This work addresses the high computational cost of existing diffusion models in Bayesian inverse problems, which typically rely on vector-Jacobian products during inference. To overcome this limitation, the authors propose a lightweight likelihood surrogate that enables zero-shot guidance of pre-trained diffusion models for conditional sampling—without requiring backpropagation or gradient computation through the denoising network. This approach achieves, for the first time, gradient-free zero-shot diffusion guidance, substantially reducing computational overhead while maintaining competitive performance. Empirical results across multiple inverse problem benchmarks demonstrate that the method attains Pareto-optimal trade-offs between speed and accuracy, establishing it as the current state-of-the-art solution in both efficiency and performance.

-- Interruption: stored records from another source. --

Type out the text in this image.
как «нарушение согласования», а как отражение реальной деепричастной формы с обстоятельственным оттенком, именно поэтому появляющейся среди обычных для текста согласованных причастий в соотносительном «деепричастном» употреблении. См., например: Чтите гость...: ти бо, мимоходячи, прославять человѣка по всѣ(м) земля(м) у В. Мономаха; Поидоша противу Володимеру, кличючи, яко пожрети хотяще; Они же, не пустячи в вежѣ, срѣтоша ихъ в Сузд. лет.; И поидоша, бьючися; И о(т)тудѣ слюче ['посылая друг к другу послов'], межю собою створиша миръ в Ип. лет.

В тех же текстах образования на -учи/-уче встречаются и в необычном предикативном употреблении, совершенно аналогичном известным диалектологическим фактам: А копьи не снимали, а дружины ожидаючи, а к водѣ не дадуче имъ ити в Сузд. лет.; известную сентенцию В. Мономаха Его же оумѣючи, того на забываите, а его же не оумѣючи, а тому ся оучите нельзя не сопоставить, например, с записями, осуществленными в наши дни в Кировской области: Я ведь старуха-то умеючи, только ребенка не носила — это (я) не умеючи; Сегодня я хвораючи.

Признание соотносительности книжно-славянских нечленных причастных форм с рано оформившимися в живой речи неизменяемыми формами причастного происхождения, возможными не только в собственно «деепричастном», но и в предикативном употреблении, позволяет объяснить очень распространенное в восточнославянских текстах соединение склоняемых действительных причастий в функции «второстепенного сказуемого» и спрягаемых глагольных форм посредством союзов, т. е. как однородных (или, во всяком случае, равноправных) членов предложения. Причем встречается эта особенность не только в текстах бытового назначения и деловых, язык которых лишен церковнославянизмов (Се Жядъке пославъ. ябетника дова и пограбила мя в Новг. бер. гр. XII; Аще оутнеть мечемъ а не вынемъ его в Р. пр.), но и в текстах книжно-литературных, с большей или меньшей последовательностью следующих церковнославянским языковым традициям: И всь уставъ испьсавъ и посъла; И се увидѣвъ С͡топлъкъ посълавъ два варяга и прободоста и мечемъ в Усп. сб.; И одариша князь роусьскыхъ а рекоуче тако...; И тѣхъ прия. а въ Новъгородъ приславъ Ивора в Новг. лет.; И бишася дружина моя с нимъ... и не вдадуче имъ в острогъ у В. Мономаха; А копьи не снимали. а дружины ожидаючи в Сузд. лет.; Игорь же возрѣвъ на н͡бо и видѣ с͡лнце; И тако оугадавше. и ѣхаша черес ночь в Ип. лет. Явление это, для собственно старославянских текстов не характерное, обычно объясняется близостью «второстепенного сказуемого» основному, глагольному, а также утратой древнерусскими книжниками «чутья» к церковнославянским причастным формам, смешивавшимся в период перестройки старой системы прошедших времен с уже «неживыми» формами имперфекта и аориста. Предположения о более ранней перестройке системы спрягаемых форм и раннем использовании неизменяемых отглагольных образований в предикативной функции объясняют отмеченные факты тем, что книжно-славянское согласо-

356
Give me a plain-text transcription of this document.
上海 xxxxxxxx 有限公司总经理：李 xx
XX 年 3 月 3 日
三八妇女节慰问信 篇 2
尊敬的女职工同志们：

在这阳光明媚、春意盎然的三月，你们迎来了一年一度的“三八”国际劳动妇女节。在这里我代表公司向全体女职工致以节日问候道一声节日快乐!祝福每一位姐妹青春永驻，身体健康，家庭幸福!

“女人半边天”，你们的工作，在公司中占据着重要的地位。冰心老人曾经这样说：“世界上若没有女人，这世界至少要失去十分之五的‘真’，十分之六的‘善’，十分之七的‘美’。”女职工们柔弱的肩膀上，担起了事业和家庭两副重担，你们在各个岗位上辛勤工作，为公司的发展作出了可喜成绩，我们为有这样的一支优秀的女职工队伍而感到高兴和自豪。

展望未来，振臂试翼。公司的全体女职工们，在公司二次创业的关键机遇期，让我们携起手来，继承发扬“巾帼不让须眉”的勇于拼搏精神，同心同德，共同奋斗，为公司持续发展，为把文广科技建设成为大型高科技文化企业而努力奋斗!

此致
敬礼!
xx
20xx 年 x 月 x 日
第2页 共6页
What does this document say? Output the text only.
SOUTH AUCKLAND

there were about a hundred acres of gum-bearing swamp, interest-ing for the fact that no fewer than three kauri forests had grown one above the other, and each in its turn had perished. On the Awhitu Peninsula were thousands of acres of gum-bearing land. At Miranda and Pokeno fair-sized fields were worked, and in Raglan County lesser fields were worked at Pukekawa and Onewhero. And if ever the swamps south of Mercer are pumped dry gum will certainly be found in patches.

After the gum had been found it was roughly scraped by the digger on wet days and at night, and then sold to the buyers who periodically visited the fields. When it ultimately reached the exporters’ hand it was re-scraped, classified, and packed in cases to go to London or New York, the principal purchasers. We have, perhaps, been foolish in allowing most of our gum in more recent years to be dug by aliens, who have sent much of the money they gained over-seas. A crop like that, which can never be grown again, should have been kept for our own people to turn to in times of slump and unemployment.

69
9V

Pretrained diffusion models serve as effective priors for Bayesian inverse problems. These priors enable zero-shot generation by sampling from the conditional distribution, which avoids the need for task-specific retraining. However, a major limitation of existing methods is their reliance on surrogate likelihoods that require vector-Jacobian products at each denoising step, creating a substantial computational burden. To address this, we introduce a lightweight likelihood surrogate that eliminates the need to calculate gradients through the denoiser network. This enables us to handle diverse inverse problems without backpropagation overhead. Experiments confirm that using our method, the inference cost drops dramatically. At the same time, our approach delivers the highest results in multiple tasks. Broadly speaking, we propose the fastest and Pareto optimal method for Bayesian inverse problems.